Quedé with Raquel by WhatsApp in a bar of the Illa y acudí accompanied (in the hub as a form of contact with them) by my brothers Carlos and Graziella who lived these summers. The first surprise was very big. My cousin had become the living portrait of her mother. A red-haired woman with a cheerful smile and a funny ironic face. We talk about the situation in Venezuela – Raquel rejects both Maduro and Trump – and, taking a geographical leap, about Bután (she had just returned from there on a tourist and Buddhist trip) and her family. I am overwhelmed by the death of two of his brothers, that the other lives in Israel and that Max is in Costa Rica and Ruth in Houston. Raquel told us she had a Venezuelan, Spanish (although Sefardí accredited) and Polish passport. I didn’t know that his priest León Topel (Leyzer Wolf Topel Wortman) was born in Poland (in 1913). El Abuelo sent him to Venezuela in 1933, where he was born. The whole family, from what they told us, owned oil wells. The fact is that León, nationalized from Venezuela in 1939, became a successful businessman and today there is a school in San Juan de los Morros named after him. Raquel confirmed to me that her priest was the cousin of Chaim Topol, the famous Israeli actor who starred in The Fiddler on the Roofin addition to having made Galileo, and Doctor Zarkov in Flash Gordon. Topol worked for the Mossad, and for years he fantasized about what Raquel, my young comrade with the appearance of Sabra.

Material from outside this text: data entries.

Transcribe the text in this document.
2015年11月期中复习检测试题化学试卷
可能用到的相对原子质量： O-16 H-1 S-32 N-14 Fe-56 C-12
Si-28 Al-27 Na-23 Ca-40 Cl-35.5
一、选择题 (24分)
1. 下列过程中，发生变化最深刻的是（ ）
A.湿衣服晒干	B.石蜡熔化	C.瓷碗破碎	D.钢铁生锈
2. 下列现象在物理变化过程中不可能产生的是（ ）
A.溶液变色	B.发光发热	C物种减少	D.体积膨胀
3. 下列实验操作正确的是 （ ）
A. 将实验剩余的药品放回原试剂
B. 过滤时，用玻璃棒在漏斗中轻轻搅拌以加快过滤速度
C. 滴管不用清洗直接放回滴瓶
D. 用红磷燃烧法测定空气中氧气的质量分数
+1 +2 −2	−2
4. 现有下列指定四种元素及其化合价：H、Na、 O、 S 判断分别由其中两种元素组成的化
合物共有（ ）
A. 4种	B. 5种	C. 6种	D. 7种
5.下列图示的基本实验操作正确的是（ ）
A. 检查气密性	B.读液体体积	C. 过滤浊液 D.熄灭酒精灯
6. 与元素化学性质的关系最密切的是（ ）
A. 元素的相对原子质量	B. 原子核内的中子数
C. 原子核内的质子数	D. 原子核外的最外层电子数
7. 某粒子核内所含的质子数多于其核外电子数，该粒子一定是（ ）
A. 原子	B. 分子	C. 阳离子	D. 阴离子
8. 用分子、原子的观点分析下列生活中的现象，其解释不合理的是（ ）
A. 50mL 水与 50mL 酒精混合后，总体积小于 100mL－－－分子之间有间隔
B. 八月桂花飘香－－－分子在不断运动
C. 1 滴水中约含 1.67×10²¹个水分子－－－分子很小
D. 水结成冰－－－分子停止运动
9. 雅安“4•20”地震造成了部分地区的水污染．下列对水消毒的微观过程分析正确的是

The meeting was very pleasant. Raquel was surprised that my brother Carlos was now independent, strongly and vehemently anti-Israeli. But the truth is that, despite its ideological differences, I couldn’t help but look at it with admiration as it passed, as long as it is preserved. Having a little brother has always been a curse, but thinking that Raquel might choose him over me gave me terrible cells, retroactively. If my brother doesn’t even know what it is Araneus tiaranor an agave and no fale la Haganá! Sorry, I couldn’t ask my cousin about her memories of those summer vacations we shared, even though her heart was telling me to scream that it would hurt her. The past, tell me, is not just a bag full of stones that we try to transform into stars. But when Raquel got there, I saw her hesitate for a moment. She turned around slowly and with a sparkle in her eyes and a smile, she turned into this girl’s summer trip, and I could read in her eyes and on her lips that my girlfriend had never forgotten me.